- Pierwszy sekretarz partii za PRL-u też był kryształowo uczciwy i nie miał żadnego majątku, bo wszystko miał - w taki sposób odpowiedział na pytanie o wizerunek Jarosława Kaczyńskiego były wicepremier i minister finansów Leszek Balcerowicz w programie "Fakty po Faktach" w TVN24.
Głównym tematem rozmowy z byłym prezesem NBP były tzw. taśmy Kaczyńskiego. "Gazeta Wyborcza" opublikowała we wtorek stenogram nagrania rozmowy prezesa PiS Jarosława Kaczyńskiego, austriackiego biznesmena Geralda Birgfellnera i dwóch innych osób.
"Gazeta Wyborcza" opublikowała we wtorek stenogram nagrania rozmowy prezesa PiS Jarosława Kaczyńskiego, austriackiego biznesmena Geralda Birgfellnera i dwóch innych osób. (http://www.tvn24.pl)

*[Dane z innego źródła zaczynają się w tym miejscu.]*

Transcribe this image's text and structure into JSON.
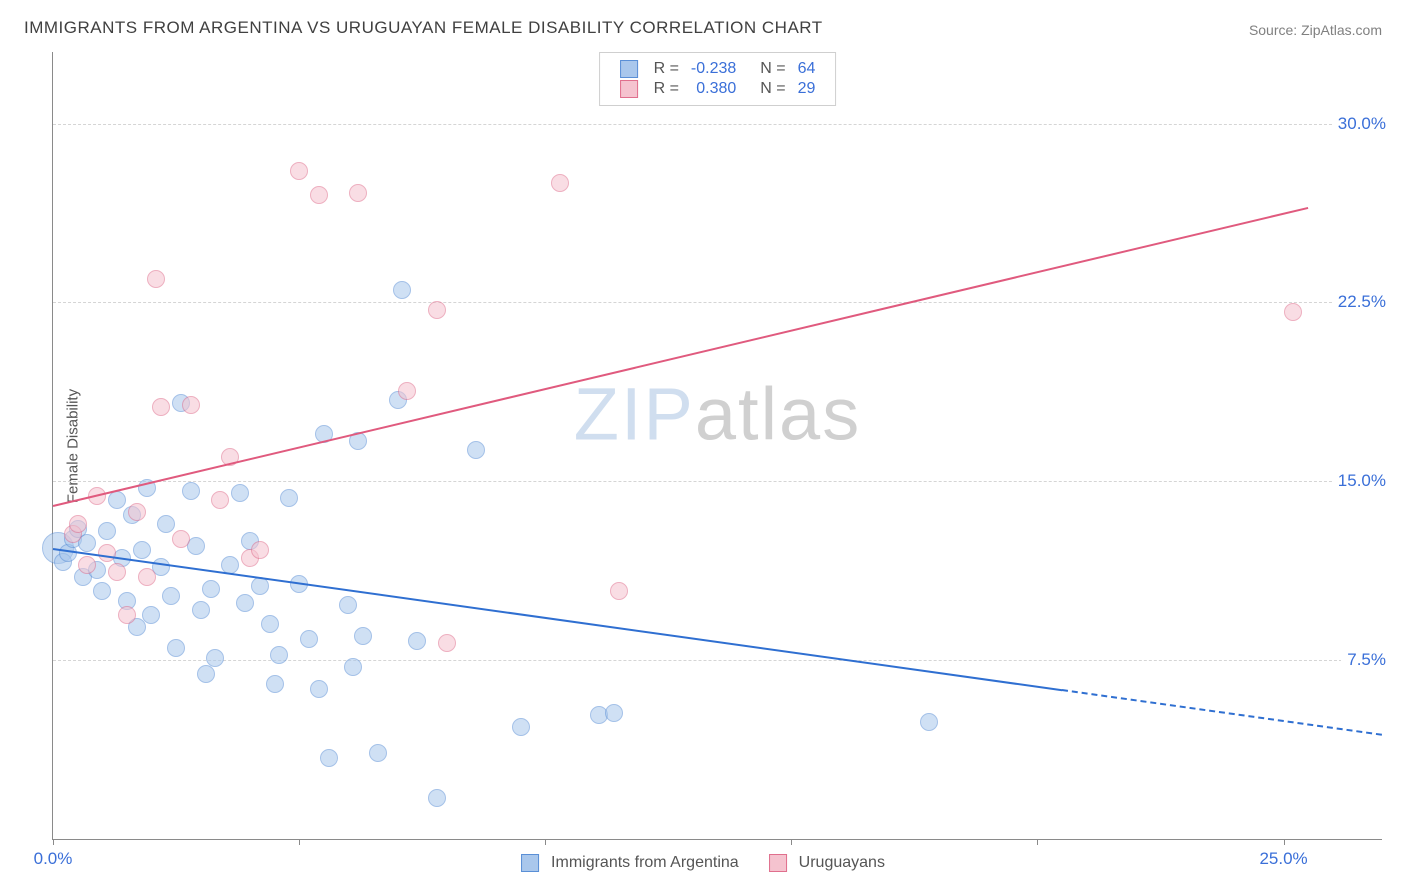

- Z punktu widzenia normalnego człowieka, jeżeli coś zamawiamy i uzyskujemy, a w gruncie rzeczy mówimy, że nie zapłacimy, to z moralnego punktu widzenia to jest oszustwo. Ludzie powinni się zastanowić nad tym, jacy ludzie powinni rządzić w Polsce. Nie tylko z punktu widzenia kompetencji, które wyglądają fatalnie, ale z punktu widzenia elementarnej uczciwości - stwierdził prof. Balcerowicz. Odniósł się też do wizerunku prezesa PiS: - Można powiedzieć, że pierwszy sekretarz partii za PRL-u też był kryształowo uczciwy i nie miał żadnego majątku, bo wszystko miał. Miał obstawę, miał kucharzy, miał wszystko. A nadto miał władzę.
"To jest PRL"
Balcerowicz zwracał również uwagę na inne nieprawidłowości. - Jeszcze poważniejsze jest to, że widzimy co to znaczy własność przejęta przez polityków, czyli państwowa. To znaczy, że prezes banku przyjeżdża do prezesa partii - przecież to jest PRL - podkreślił.
Dodał też: - Banki trzeba chronić przed politykami. Bo znajdą się tacy, którzy będą chcieli je wykorzystać do umocnienia władzy. Pasją Kaczyńskiego jest władza. To jest bardzo złe, bo władza skoncentrowana w jednych rękach zawsze degeneruje człowieka. Jakie są jego instrumenty władzy? Dzięki wpływom politycznym doprowadził do tego, że powstał majątek partii. I ten majątek partii służył temu, by przechowywać ludzi, którzy wypadli z polityki. Nie jest rzeczą normalną, że ludzie, którzy w tej chwili kierują służbami specjalnymi, na czele z panami Kamińskim, Bejdą, Wąsikiem, byli związani z PiS-em albo ze Srebrną. To jest kolosalny konflikt interesów.
Były prezes NBP wypowiedział się również na temat stylu rządzenia w Polsce. - To jest oligarchia. Gdy jest sprzężenie pieniędzy z polityką, by trwale rządzić i mamy różnych oligarchów, którzy lubią przede wszystkim władzę. To jest przypadek Kaczyńskiego. W dużej mierze dlatego, że on wszystko ma. Ochroniarzy, samochody, widocznie nie potrzebuje jachtów. Najgorsi autokraci udają ascetów i najbardziej niebezpieczni są chorzy na władzę. Po co są im potrzebne pieniądze? Żeby rządzić - zaznaczył.